Defend DACA, defend our students

Look to local members of Congress to protect vulnerable families
By Chris Reykdal, Washington State superintendent of public instruction | Sep 15, 2017
Chris Reykdal

Imagine entering 10th grade at a high school in Washington state. You’re excited about your classes, about seeing your friends after a summer apart, about learning to drive.

Also imagine not knowing, on a sunny October day or a windy January day, if this will be your last day at that high school, in that city, or even in our state.

That’s what many students face, after President Trump rescinded the Deferred Action for Childhood Arrivals (DACA) program. (Editor’s note: While rescinding DACA, the president has delayed action, giving Congress six months to address the problem.)

DACA began in 2012, when President Barack Obama signed an executive order. In short, the order allowed undocumented immigrants who met certain criteria to stay in the U.S. for a renewable two-year period of deferred action from deportation.

In other words, it provides stability.

Since the order was signed, more than 800,000 people nationwide have applied for and received DACA status. That number includes thousands of K-12 students.

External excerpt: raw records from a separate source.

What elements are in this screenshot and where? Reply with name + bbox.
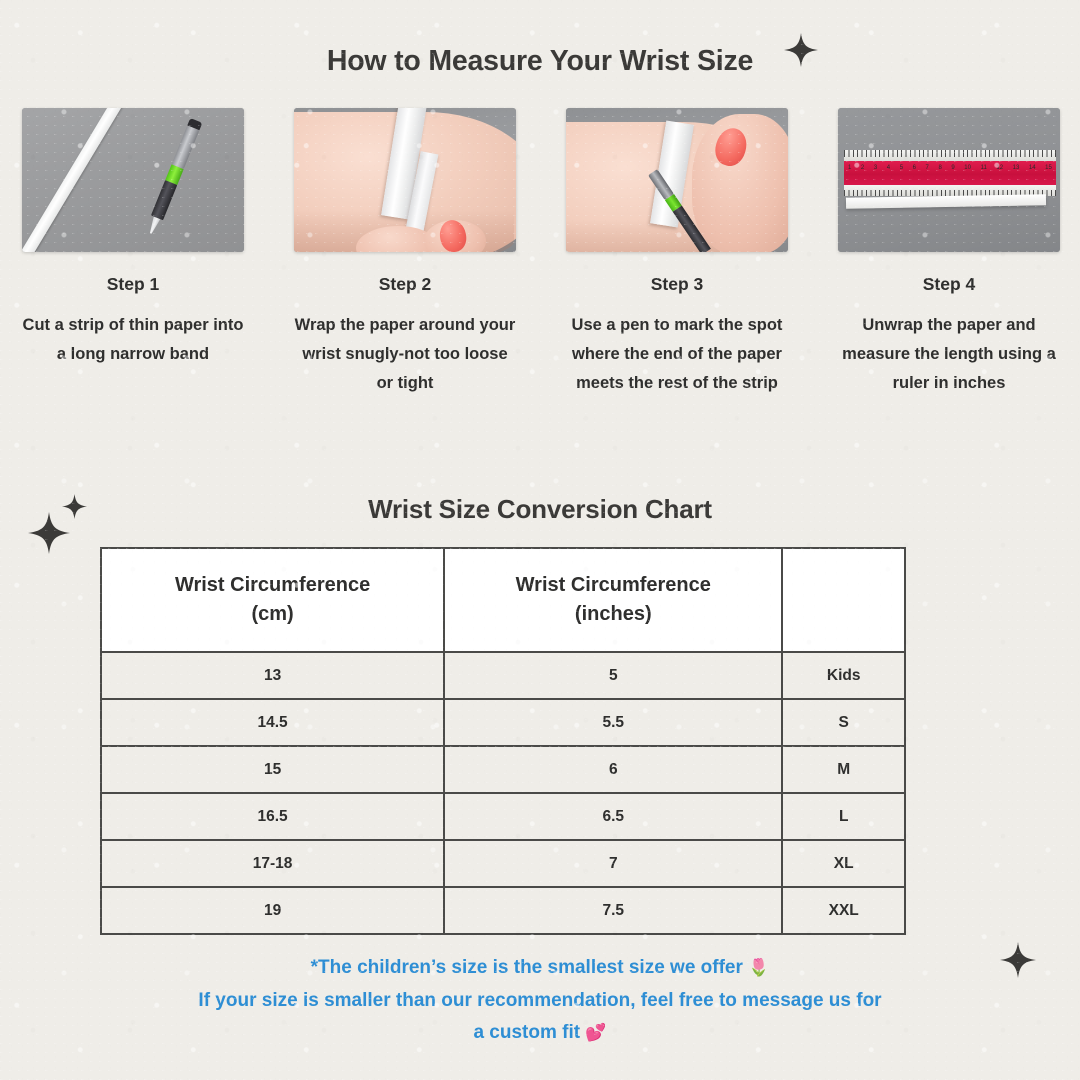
column-header-inches-line1: Wrist Circumference xyxy=(516,574,711,596)
ruler-number: 13 xyxy=(1013,165,1020,171)
ruler-number: 4 xyxy=(887,165,890,171)
cell-size: Kids xyxy=(782,652,905,699)
ruler-number: 12 xyxy=(996,165,1003,171)
ruler-number: 11 xyxy=(981,165,987,171)
photo-paper-strip-and-pen xyxy=(22,108,244,252)
table-row: 15 6 M xyxy=(101,746,905,793)
column-header-cm-line1: Wrist Circumference xyxy=(175,574,370,596)
cell-inches: 7 xyxy=(444,840,782,887)
step-2-description: Wrap the paper around your wrist snugly-… xyxy=(294,311,516,398)
cell-inches: 6.5 xyxy=(444,793,782,840)
two-hearts-icon: 💕 xyxy=(585,1023,606,1042)
cell-inches: 5 xyxy=(444,652,782,699)
ruler-shape: 123456789101112131415 xyxy=(844,150,1056,196)
footnote-line-1: *The children’s size is the smallest siz… xyxy=(50,952,1030,985)
ruler-numbers: 123456789101112131415 xyxy=(848,162,1052,173)
ruler-number: 2 xyxy=(861,165,864,171)
photo-marking-paper-with-pen xyxy=(566,108,788,252)
ruler-number: 3 xyxy=(874,165,877,171)
steps-row: Step 1 Cut a strip of thin paper into a … xyxy=(22,108,1058,398)
table-body: 13 5 Kids 14.5 5.5 S 15 6 M 16.5 6.5 L 1… xyxy=(101,652,905,934)
ruler-number: 15 xyxy=(1045,165,1052,171)
ruler-number: 8 xyxy=(938,165,941,171)
page-title: How to Measure Your Wrist Size xyxy=(0,45,1080,78)
tulip-icon: 🌷 xyxy=(748,958,769,977)
step-1-description: Cut a strip of thin paper into a long na… xyxy=(22,311,244,369)
cell-cm: 17-18 xyxy=(101,840,444,887)
step-4-label: Step 4 xyxy=(838,274,1060,295)
cell-size: XXL xyxy=(782,887,905,934)
table-row: 13 5 Kids xyxy=(101,652,905,699)
photo-background xyxy=(22,108,244,252)
step-4: 123456789101112131415 Step 4 Unwrap the … xyxy=(838,108,1060,398)
cell-cm: 13 xyxy=(101,652,444,699)
ruler-number: 6 xyxy=(913,165,916,171)
footnote-line-3: a custom fit 💕 xyxy=(50,1017,1030,1050)
cell-size: L xyxy=(782,793,905,840)
cell-size: XL xyxy=(782,840,905,887)
column-header-inches: Wrist Circumference (inches) xyxy=(444,548,782,652)
cell-cm: 19 xyxy=(101,887,444,934)
wrist-size-conversion-table: Wrist Circumference (cm) Wrist Circumfer… xyxy=(100,547,906,935)
column-header-inches-line2: (inches) xyxy=(575,603,652,625)
ruler-number: 10 xyxy=(964,165,971,171)
step-1-label: Step 1 xyxy=(22,274,244,295)
sparkle-star-chart-large xyxy=(28,512,70,554)
column-header-cm: Wrist Circumference (cm) xyxy=(101,548,444,652)
ruler-ticks-top xyxy=(844,150,1056,161)
cell-size: S xyxy=(782,699,905,746)
step-3: Step 3 Use a pen to mark the spot where … xyxy=(566,108,788,398)
cell-inches: 5.5 xyxy=(444,699,782,746)
cell-inches: 7.5 xyxy=(444,887,782,934)
photo-ruler-measuring-paper: 123456789101112131415 xyxy=(838,108,1060,252)
photo-paper-wrapped-around-wrist xyxy=(294,108,516,252)
cell-cm: 15 xyxy=(101,746,444,793)
cell-inches: 6 xyxy=(444,746,782,793)
column-header-size xyxy=(782,548,905,652)
step-4-description: Unwrap the paper and measure the length … xyxy=(838,311,1060,398)
table-row: 14.5 5.5 S xyxy=(101,699,905,746)
step-3-label: Step 3 xyxy=(566,274,788,295)
table-row: 19 7.5 XXL xyxy=(101,887,905,934)
cell-cm: 14.5 xyxy=(101,699,444,746)
cell-cm: 16.5 xyxy=(101,793,444,840)
table-row: 16.5 6.5 L xyxy=(101,793,905,840)
ruler-number: 9 xyxy=(951,165,954,171)
step-1: Step 1 Cut a strip of thin paper into a … xyxy=(22,108,244,398)
footnote-line-1-text: *The children’s size is the smallest siz… xyxy=(311,957,743,978)
column-header-cm-line2: (cm) xyxy=(251,603,293,625)
cell-size: M xyxy=(782,746,905,793)
sparkle-star-title xyxy=(784,33,818,67)
table-header-row: Wrist Circumference (cm) Wrist Circumfer… xyxy=(101,548,905,652)
ruler-number: 14 xyxy=(1029,165,1036,171)
footnote-line-3-text: a custom fit xyxy=(473,1022,580,1043)
step-3-description: Use a pen to mark the spot where the end… xyxy=(566,311,788,398)
chart-title: Wrist Size Conversion Chart xyxy=(0,494,1080,525)
step-2: Step 2 Wrap the paper around your wrist … xyxy=(294,108,516,398)
ruler-number: 7 xyxy=(926,165,929,171)
footnote-line-2: If your size is smaller than our recomme… xyxy=(50,985,1030,1018)
ruler-number: 5 xyxy=(900,165,903,171)
step-2-label: Step 2 xyxy=(294,274,516,295)
table-row: 17-18 7 XL xyxy=(101,840,905,887)
footnote: *The children’s size is the smallest siz… xyxy=(50,952,1030,1050)
ruler-number: 1 xyxy=(848,165,851,171)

Our state’s public education system exists to help ALL students learn. That foundational concept is clearly stated in Article IX, Section I of our state constitution:

It is the paramount duty of the state to make ample provision for the education of all children residing within its borders, without distinction or preference on account of race, color, caste, or sex.

DACA gives students hope. It assures them they don’t have to worry about being deported; instead they can spend their energy on learning. They can join clubs and sports teams, make long-term friends, and think about college and participation in their community.

Our state Legislature recognized these students when it passed the REAL Hope Act in 2014. The bill allowed qualified undocumented students to apply for federal financial aid, and it added $5 million to the state need grant. It shows that the educational attainment of all students truly is a bipartisan issue.

Rescinding DACA will extinguish hope. Students who could have become productive members of society may be forced to return to a country they never knew. They may be forced from their homes and torn from their loved ones.

DACA originated because a proposed bill, the Development, Relief, and Education for Alien Minors Act, known as the DREAM Act, failed to pass the U.S. Congress.

A version of the bill was reintroduced this July. I’m asking our congressional delegation to support the DREAM Act, and to move quickly if the president cruelly takes away vital protections of undocumented students. It is time for members of Congress to do everything they can to ensure our students feel the stability that every young person should feel. And I’m calling on the public to put pressure on their local members of Congress to protect these vulnerable families.

Please let them know that education should be for all children.